O trabalho voluntário do qual Juliana faz parte é organizado pelo grupo SOS Obstetrizes. A equipe é formada por profissionais de diferentes áreas, incluindo enfermeiras e assistentes.
“A gente está fazendo um mapeamento das gestantes que estão no município, em que abrigos estão, o que está acontecendo, para poder depois dar andamento nos pré-natais. As [pacientes] de alto risco a gente encaminha ao hospital universitário”, explica a coordenadora do grupo, Elísia da Silva Ramos.
Números
De acordo com as autoridades locais, 18 mil pessoas estão em 79 abrigos em Canoas. Pelo menos 44 delas são gestantes. Elas estão sendo atendidas principalmente em salas de aula como a que se tornou o lar provisória da família de Kinberli. Isso porque a maioria das unidades de saúde da cidade seguem inundadas.
“Das 27 unidades que nós tínhamos inicialmente, hoje estão em funcionamento apenas oito. Segunda-feira (20) nós iremos abrir mais duas unidades”, esclarece a secretária-adjunta de Saúde do município, Caroline Schirmers.

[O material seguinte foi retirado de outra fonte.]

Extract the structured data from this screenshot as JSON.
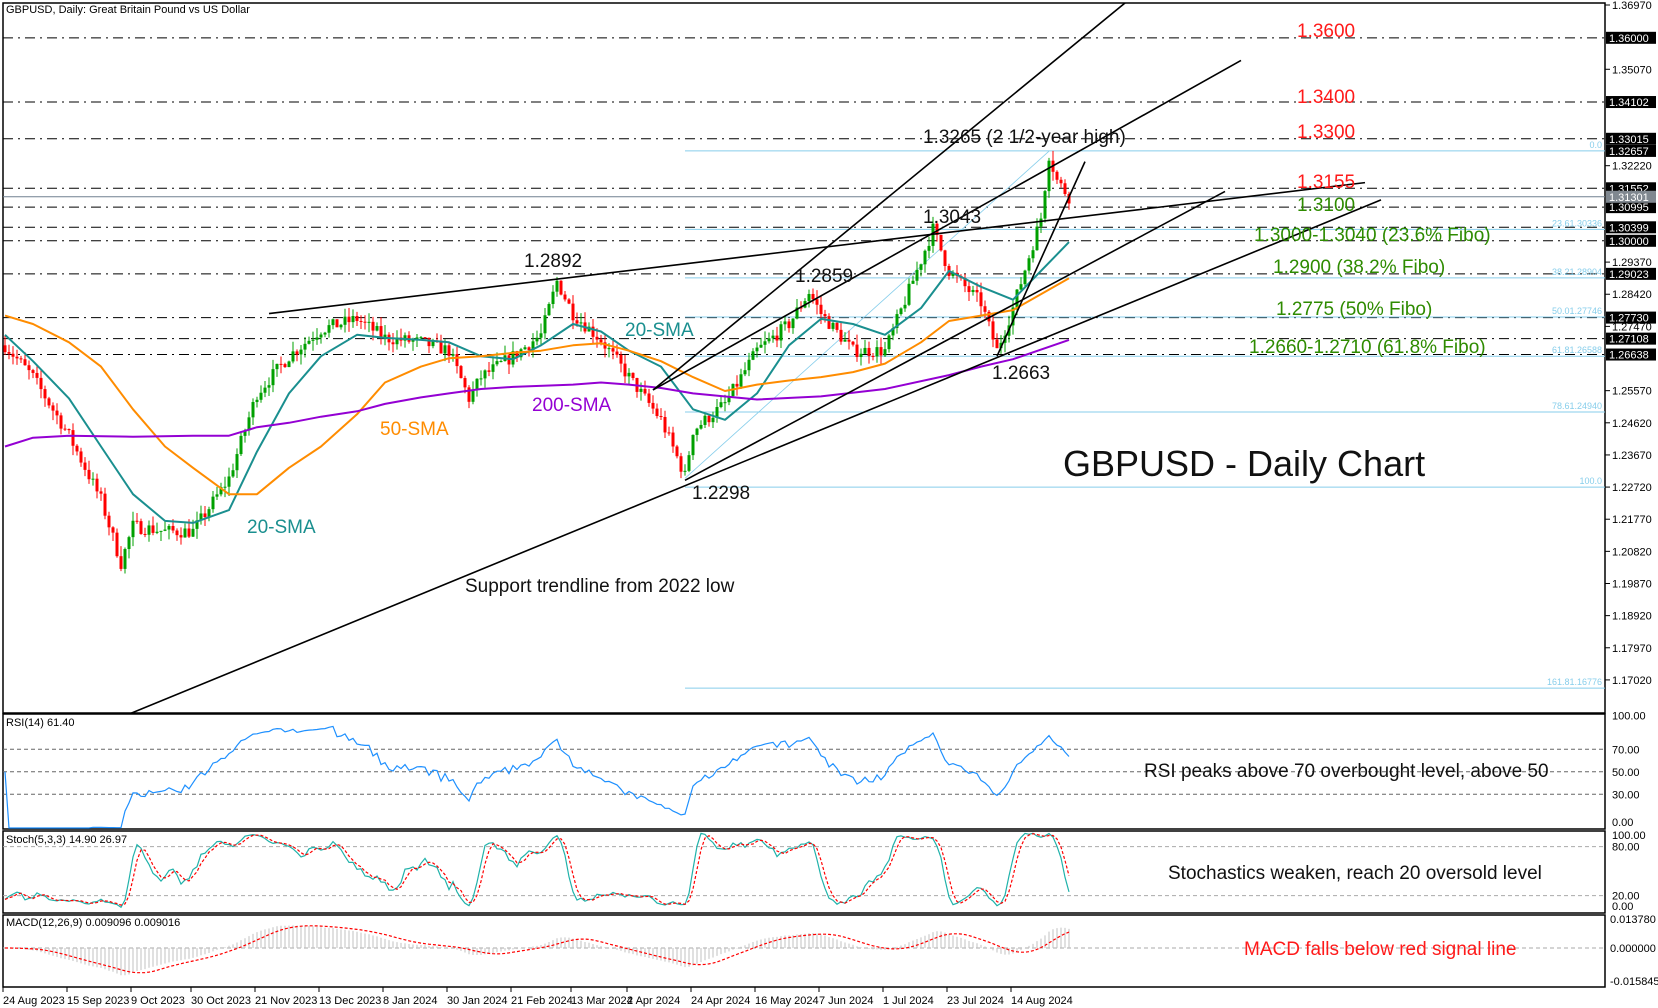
{
  "header": {
    "title": "GBPUSD, Daily:  Great Britain Pound vs US Dollar"
  },
  "chart_data": {
    "type": "candlestick",
    "title": "GBPUSD - Daily Chart",
    "symbol": "GBPUSD",
    "ylim": [
      1.1702,
      1.3697
    ],
    "price_ticks": [
      "1.36970",
      "1.35070",
      "1.32220",
      "1.29370",
      "1.28420",
      "1.27470",
      "1.25570",
      "1.24620",
      "1.23670",
      "1.22720",
      "1.21770",
      "1.20820",
      "1.19870",
      "1.18920",
      "1.17970",
      "1.17020"
    ],
    "marked_levels": [
      "1.36000",
      "1.34102",
      "1.33015",
      "1.32657",
      "1.31552",
      "1.30995",
      "1.30399",
      "1.30000",
      "1.29023",
      "1.27730",
      "1.27108",
      "1.26638"
    ],
    "current_price": "1.31301",
    "date_ticks": [
      "24 Aug 2023",
      "15 Sep 2023",
      "9 Oct 2023",
      "30 Oct 2023",
      "21 Nov 2023",
      "13 Dec 2023",
      "8 Jan 2024",
      "30 Jan 2024",
      "21 Feb 2024",
      "13 Mar 2024",
      "2 Apr 2024",
      "24 Apr 2024",
      "16 May 2024",
      "7 Jun 2024",
      "1 Jul 2024",
      "23 Jul 2024",
      "14 Aug 2024"
    ],
    "close_path": [
      [
        "2023-08-24",
        1.2691
      ],
      [
        "2023-09-04",
        1.2597
      ],
      [
        "2023-09-15",
        1.2424
      ],
      [
        "2023-09-27",
        1.2235
      ],
      [
        "2023-10-04",
        1.2047
      ],
      [
        "2023-10-09",
        1.2157
      ],
      [
        "2023-10-19",
        1.2141
      ],
      [
        "2023-10-30",
        1.2141
      ],
      [
        "2023-11-10",
        1.2298
      ],
      [
        "2023-11-21",
        1.2549
      ],
      [
        "2023-12-01",
        1.2659
      ],
      [
        "2023-12-13",
        1.2738
      ],
      [
        "2023-12-27",
        1.2769
      ],
      [
        "2024-01-08",
        1.2713
      ],
      [
        "2024-01-19",
        1.27
      ],
      [
        "2024-01-30",
        1.2675
      ],
      [
        "2024-02-06",
        1.2534
      ],
      [
        "2024-02-09",
        1.2597
      ],
      [
        "2024-02-21",
        1.2659
      ],
      [
        "2024-03-01",
        1.2722
      ],
      [
        "2024-03-07",
        1.288
      ],
      [
        "2024-03-13",
        1.2785
      ],
      [
        "2024-03-22",
        1.2707
      ],
      [
        "2024-04-02",
        1.2597
      ],
      [
        "2024-04-12",
        1.2471
      ],
      [
        "2024-04-22",
        1.2305
      ],
      [
        "2024-04-24",
        1.244
      ],
      [
        "2024-05-06",
        1.2518
      ],
      [
        "2024-05-16",
        1.2675
      ],
      [
        "2024-05-28",
        1.2754
      ],
      [
        "2024-06-04",
        1.2848
      ],
      [
        "2024-06-07",
        1.2785
      ],
      [
        "2024-06-19",
        1.2675
      ],
      [
        "2024-07-01",
        1.2675
      ],
      [
        "2024-07-12",
        1.2942
      ],
      [
        "2024-07-17",
        1.3035
      ],
      [
        "2024-07-23",
        1.2911
      ],
      [
        "2024-08-02",
        1.2817
      ],
      [
        "2024-08-08",
        1.2675
      ],
      [
        "2024-08-14",
        1.2801
      ],
      [
        "2024-08-23",
        1.3068
      ],
      [
        "2024-08-27",
        1.3255
      ],
      [
        "2024-08-29",
        1.3178
      ],
      [
        "2024-09-03",
        1.313
      ]
    ],
    "sma": [
      {
        "name": "20-SMA",
        "color": "#1a8f8f",
        "points": [
          [
            "2023-08-24",
            1.2722
          ],
          [
            "2023-09-04",
            1.2644
          ],
          [
            "2023-09-15",
            1.2534
          ],
          [
            "2023-09-27",
            1.2392
          ],
          [
            "2023-10-09",
            1.2251
          ],
          [
            "2023-10-19",
            1.2172
          ],
          [
            "2023-10-30",
            1.2166
          ],
          [
            "2023-11-10",
            1.2204
          ],
          [
            "2023-11-21",
            1.2377
          ],
          [
            "2023-12-01",
            1.2549
          ],
          [
            "2023-12-13",
            1.2659
          ],
          [
            "2023-12-27",
            1.2722
          ],
          [
            "2024-01-08",
            1.2713
          ],
          [
            "2024-01-19",
            1.2707
          ],
          [
            "2024-01-30",
            1.27
          ],
          [
            "2024-02-09",
            1.2659
          ],
          [
            "2024-02-21",
            1.265
          ],
          [
            "2024-03-01",
            1.2691
          ],
          [
            "2024-03-13",
            1.2754
          ],
          [
            "2024-03-22",
            1.2732
          ],
          [
            "2024-04-02",
            1.2675
          ],
          [
            "2024-04-12",
            1.2628
          ],
          [
            "2024-04-24",
            1.2502
          ],
          [
            "2024-05-06",
            1.2471
          ],
          [
            "2024-05-16",
            1.2549
          ],
          [
            "2024-05-28",
            1.2691
          ],
          [
            "2024-06-07",
            1.2769
          ],
          [
            "2024-06-19",
            1.2754
          ],
          [
            "2024-07-01",
            1.2722
          ],
          [
            "2024-07-12",
            1.2801
          ],
          [
            "2024-07-23",
            1.2911
          ],
          [
            "2024-08-02",
            1.2864
          ],
          [
            "2024-08-14",
            1.2826
          ],
          [
            "2024-09-03",
            1.2996
          ]
        ]
      },
      {
        "name": "50-SMA",
        "color": "#ff8c00",
        "points": [
          [
            "2023-08-24",
            1.2779
          ],
          [
            "2023-09-04",
            1.2754
          ],
          [
            "2023-09-15",
            1.27
          ],
          [
            "2023-09-27",
            1.2628
          ],
          [
            "2023-10-09",
            1.2502
          ],
          [
            "2023-10-19",
            1.2392
          ],
          [
            "2023-10-30",
            1.2329
          ],
          [
            "2023-11-10",
            1.2251
          ],
          [
            "2023-11-21",
            1.2251
          ],
          [
            "2023-12-01",
            1.2329
          ],
          [
            "2023-12-13",
            1.2392
          ],
          [
            "2023-12-27",
            1.2487
          ],
          [
            "2024-01-08",
            1.2581
          ],
          [
            "2024-01-19",
            1.2628
          ],
          [
            "2024-01-30",
            1.2653
          ],
          [
            "2024-02-09",
            1.2659
          ],
          [
            "2024-02-21",
            1.2669
          ],
          [
            "2024-03-01",
            1.2675
          ],
          [
            "2024-03-13",
            1.2691
          ],
          [
            "2024-03-22",
            1.2697
          ],
          [
            "2024-04-02",
            1.2675
          ],
          [
            "2024-04-12",
            1.2644
          ],
          [
            "2024-04-24",
            1.2597
          ],
          [
            "2024-05-06",
            1.2556
          ],
          [
            "2024-05-16",
            1.2575
          ],
          [
            "2024-05-28",
            1.2587
          ],
          [
            "2024-06-07",
            1.2597
          ],
          [
            "2024-06-19",
            1.2612
          ],
          [
            "2024-07-01",
            1.2637
          ],
          [
            "2024-07-12",
            1.27
          ],
          [
            "2024-07-23",
            1.2763
          ],
          [
            "2024-08-02",
            1.2779
          ],
          [
            "2024-08-14",
            1.2795
          ],
          [
            "2024-09-03",
            1.2889
          ]
        ]
      },
      {
        "name": "200-SMA",
        "color": "#9400d3",
        "points": [
          [
            "2023-08-24",
            1.2392
          ],
          [
            "2023-09-04",
            1.2418
          ],
          [
            "2023-09-15",
            1.2424
          ],
          [
            "2023-10-09",
            1.2421
          ],
          [
            "2023-10-30",
            1.2424
          ],
          [
            "2023-11-10",
            1.2424
          ],
          [
            "2023-11-21",
            1.2449
          ],
          [
            "2023-12-01",
            1.2462
          ],
          [
            "2023-12-13",
            1.248
          ],
          [
            "2023-12-27",
            1.2496
          ],
          [
            "2024-01-08",
            1.2518
          ],
          [
            "2024-01-19",
            1.2537
          ],
          [
            "2024-01-30",
            1.2549
          ],
          [
            "2024-02-09",
            1.2562
          ],
          [
            "2024-02-21",
            1.2568
          ],
          [
            "2024-03-13",
            1.2575
          ],
          [
            "2024-03-22",
            1.2581
          ],
          [
            "2024-04-02",
            1.2575
          ],
          [
            "2024-04-12",
            1.2565
          ],
          [
            "2024-04-24",
            1.2549
          ],
          [
            "2024-05-16",
            1.2531
          ],
          [
            "2024-06-07",
            1.254
          ],
          [
            "2024-07-01",
            1.2562
          ],
          [
            "2024-07-23",
            1.2603
          ],
          [
            "2024-08-02",
            1.2628
          ],
          [
            "2024-08-14",
            1.265
          ],
          [
            "2024-09-03",
            1.2707
          ]
        ]
      }
    ],
    "fibonacci": {
      "color": "#87ceeb",
      "start_date": "2024-04-22",
      "levels": [
        {
          "label": "0.0",
          "price": 1.32657
        },
        {
          "label": "23.6",
          "price": 1.30336,
          "text": "1.30336"
        },
        {
          "label": "38.2",
          "price": 1.28904,
          "text": "1.28904"
        },
        {
          "label": "50.0",
          "price": 1.27746,
          "text": "1.27746"
        },
        {
          "label": "61.8",
          "price": 1.26588,
          "text": "1.26588"
        },
        {
          "label": "78.6",
          "price": 1.2494,
          "text": "1.24940"
        },
        {
          "label": "100.0",
          "price": 1.2272
        },
        {
          "label": "161.8",
          "price": 1.16776,
          "text": "1.16776"
        }
      ]
    },
    "trendlines": [
      [
        [
          "2023-10-06",
          1.1601
        ],
        [
          "2024-12-20",
          1.3121
        ]
      ],
      [
        [
          "2023-11-24",
          1.2785
        ],
        [
          "2024-12-16",
          1.3172
        ]
      ],
      [
        [
          "2024-04-10",
          1.2559
        ],
        [
          "2024-09-22",
          1.3703
        ]
      ],
      [
        [
          "2024-04-10",
          1.2559
        ],
        [
          "2024-11-01",
          1.3533
        ]
      ],
      [
        [
          "2024-04-22",
          1.2292
        ],
        [
          "2024-10-28",
          1.3146
        ]
      ],
      [
        [
          "2024-08-08",
          1.2659
        ],
        [
          "2024-09-07",
          1.3234
        ]
      ]
    ],
    "rsi": {
      "label": "RSI(14) 61.40",
      "levels": [
        70,
        50,
        30
      ],
      "ticks": [
        "100.00",
        "70.00",
        "50.00",
        "30.00",
        "0.00"
      ],
      "color": "#1e90ff"
    },
    "stoch": {
      "label": "Stoch(5,3,3) 14.90 26.97",
      "levels": [
        80,
        20
      ],
      "ticks": [
        "100.00",
        "80.00",
        "20.00",
        "0.00"
      ],
      "main_color": "#20b2aa",
      "signal_color": "#ff0000"
    },
    "macd": {
      "label": "MACD(12,26,9) 0.009096 0.009016",
      "ticks": [
        "0.013780",
        "0.000000",
        "-0.015845"
      ],
      "hist_color": "#c0c0c0",
      "signal_color": "#ff0000"
    },
    "colors": {
      "bull": "#00a000",
      "bear": "#ff0000",
      "level_line": "#000000",
      "current_line": "#708090"
    }
  },
  "annotations": {
    "r1": "1.3600",
    "r2": "1.3400",
    "r3": "1.3300",
    "r4": "1.3155",
    "s1": "1.3100",
    "s2": "1.3000-1.3040 (23.6% Fibo)",
    "s3": "1.2900 (38.2% Fibo)",
    "s4": "1.2775 (50% Fibo)",
    "s5": "1.2660-1.2710 (61.8% Fibo)",
    "high": "1.3265 (2 1/2-year high)",
    "p1": "1.3043",
    "p2": "1.2892",
    "p3": "1.2859",
    "p4": "1.2663",
    "p5": "1.2298",
    "sma20a": "20-SMA",
    "sma20b": "20-SMA",
    "sma50": "50-SMA",
    "sma200": "200-SMA",
    "title": "GBPUSD - Daily Chart",
    "support": "Support trendline from 2022 low",
    "rsi_note": "RSI peaks above 70 overbought level, above 50",
    "stoch_note": "Stochastics weaken, reach 20 oversold level",
    "macd_note": "MACD falls below red signal line"
  }
}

Caroline informa que, além dos voluntários, as equipes de saúde da cidade têm se empenhado para manter os atendimentos mesmo nos abrigos. Mas encontram dificuldades em razão das transferências de pessoas de um abrigo para outro. “Esse acompanhamento acaba sendo um pouco prejudicado, porque a gente tem uma mobilidade nos abrigos”, lamenta.
Expectativa
A dona de casa Jéssica Beatriz Gonçalves é uma das gestantes atendidas. Está de 31 semanas. A exemplo de muitas outras mães, perdeu casa e tudo o que tinha. Uma das consequências foram os atrasos das consultas pré-natais. Mas, graças às voluntárias do SOS Obstetrizes, os exames foram colocados em dia.
“Maravilhoso que eu vou conseguir agora fazer tudo direitinho, vou conseguir passar no médico, ser atendida. Fazer exame todo o tempo ficou bem mais tranquilo”, comemora, enquanto aguarda, ansiosamente, o dia do parto.